One of the big tax perks that is gaining a lot of attention lately is the directors loans. The more you make and the more you borrow, the more you save in tax. In many jurisdictions there is (or was) a threshold for converting directors loans to dividends. It typically was about the same as the zero tax rate. For the rest, you set up a commercial rate between the director and the holding company; the loan will cover the repayment agreement, which can be very minimal. As you receive this money as a loan, there is no tax payable. The tiny repaymnent terms, just enough to be considered a legal contract, mean that the interest earned by the company and tax paid is minimal or the income from interest is offset by the admin costs. 

 

When you finally die, you have no assets in your name to repay the loan, your estate is bankrupt (your ownership of the coompany is returned to the company and distributed to  the remaining shareholders, usually your family.

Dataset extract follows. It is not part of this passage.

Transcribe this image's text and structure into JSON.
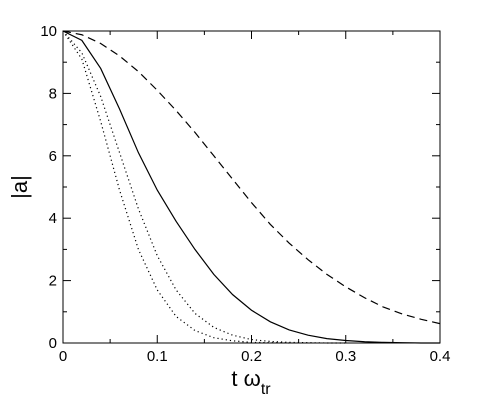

Voilla! Virtually no tax paid. 

 

Blind or secret trusts are another good way as they often benefit from tax deductions not available to private people and you can't tell who is the beneficiary to loob tax against when they exit the trust (either through death or some other form). Apart from some family trusts, which now attract dfifferent tax treatment, the UK has effectively limited the life of any trust to 80 years, after which the lessor of capital gains, probate taxes, stamp duties, etc must be paid.